Herkes bir empati yapsın. Bir gün bulunduğu derneğe silah konuyor, hiç işlemediği suç sebebiyle alınıp götürülüyor. Onu bir düşünsün. O zaman bu ülkede hukuk güvenliği kalır mı? Farklı bir sonuç çıkarsa ona da saygı gösteririz ama yargı bunu takip etmek zorunda. Yapmazsa suç işlemiş olur. Şikayette bulunmuş vatandaşlar ikinci sınıf vatandaş değil. Bu konuda yargıya saygı göstermek gerekir.
Ekrem Dumanlı ‘iki makale-bir haberden sorgulandım’ dedi...
Bildiğimiz kadarıyla onlar bu gruba yönelik operasyonla ilgili mizansenin parçası. Bir yerden ‘bunları şöyle tanıtın’ deniyor, orada bir ayarlama, mizansen var.
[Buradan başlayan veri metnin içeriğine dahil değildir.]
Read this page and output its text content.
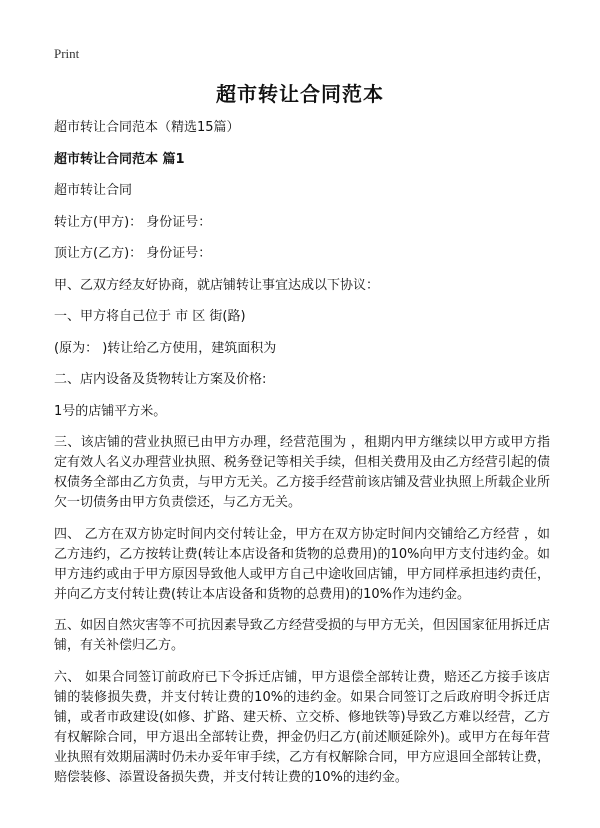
Print
超市转让合同范本

超市转让合同范本（精选15篇）

超市转让合同范本 篇1

超市转让合同

转让方(甲方)： 身份证号：

顶让方(乙方)： 身份证号：

甲、乙双方经友好协商，就店铺转让事宜达成以下协议：

一、甲方将自己位于 市 区 街(路)

(原为： )转让给乙方使用，建筑面积为

二、店内设备及货物转让方案及价格:

1号的店铺平方米。

三、该店铺的营业执照已由甲方办理，经营范围为 ，租期内甲方继续以甲方或甲方指定有效人名义办理营业执照、税务登记等相关手续，但相关费用及由乙方经营引起的债权债务全部由乙方负责，与甲方无关。乙方接手经营前该店铺及营业执照上所载企业所欠一切债务由甲方负责偿还，与乙方无关。

四、 乙方在双方协定时间内交付转让金，甲方在双方协定时间内交铺给乙方经营 ，如乙方违约，乙方按转让费(转让本店设备和货物的总费用)的10%向甲方支付违约金。如甲方违约或由于甲方原因导致他人或甲方自己中途收回店铺，甲方同样承担违约责任，并向乙方支付转让费(转让本店设备和货物的总费用)的10%作为违约金。

五、如因自然灾害等不可抗因素导致乙方经营受损的与甲方无关，但因国家征用拆迁店铺，有关补偿归乙方。

六、 如果合同签订前政府已下令拆迁店铺，甲方退偿全部转让费，赔还乙方接手该店铺的装修损失费，并支付转让费的10%的违约金。如果合同签订之后政府明令拆迁店铺，或者市政建设(如修、扩路、建天桥、立交桥、修地铁等)导致乙方难以经营，乙方有权解除合同，甲方退出全部转让费，押金仍归乙方(前述顺延除外)。或甲方在每年营业执照有效期届满时仍未办妥年审手续，乙方有权解除合同，甲方应退回全部转让费，赔偿装修、添置设备损失费，并支付转让费的10%的违约金。
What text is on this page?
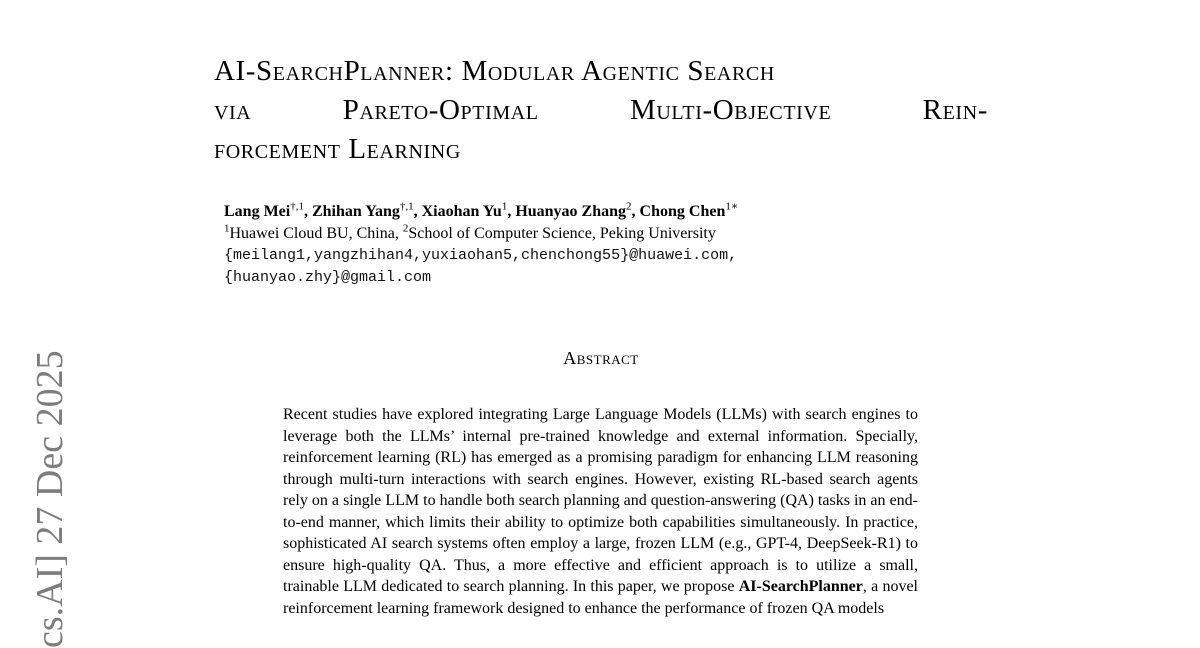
cs.AI] 27 Dec 2025
AI-SearchPlanner: Modular Agentic Search
via	Pareto-Optimal	Multi-Objective	Rein-
forcement Learning
Lang Mei$^{\dagger,1}$, Zhihan Yang$^{\dagger,1}$, Xiaohan Yu$^1$, Huanyao Zhang$^2$, Chong Chen$^{1∗}$
$^1$Huawei Cloud BU, China, $^2$School of Computer Science, Peking University
{meilang1,yangzhihan4,yuxiaohan5,chenchong55}@huawei.com,
{huanyao.zhy}@gmail.com
Abstract
Recent studies have explored integrating Large Language Models (LLMs) with search engines to leverage both the LLMs’ internal pre-trained knowledge and external information. Specially, reinforcement learning (RL) has emerged as a promising paradigm for enhancing LLM reasoning through multi-turn interactions with search engines. However, existing RL-based search agents rely on a single LLM to handle both search planning and question-answering (QA) tasks in an end-to-end manner, which limits their ability to optimize both capabilities simultaneously. In practice, sophisticated AI search systems often employ a large, frozen LLM (e.g., GPT-4, DeepSeek-R1) to ensure high-quality QA. Thus, a more effective and efficient approach is to utilize a small, trainable LLM dedicated to search planning. In this paper, we propose AI-SearchPlanner, a novel reinforcement learning framework designed to enhance the performance of frozen QA models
Bu mizansende fikir hürriyetinin ötesine giden bir durum var. Orada öyle bir şey yoksa o da ortaya çıkar.
Twitter'da Fuat Avni hesabına yönelik bir çalışma var mı?
Bu ismin arkasında hangi gerçek şahıslar var, araştırılıyor. Muhtemelen bir isim altında tek bir kişi. Ve elde edilen bilgilerle yönlendirmeler anonim bir şekilde yapılıyor. Önemli olan, o kimlik arkasında kimlerin nasıl bir tezgah içinde oldukları.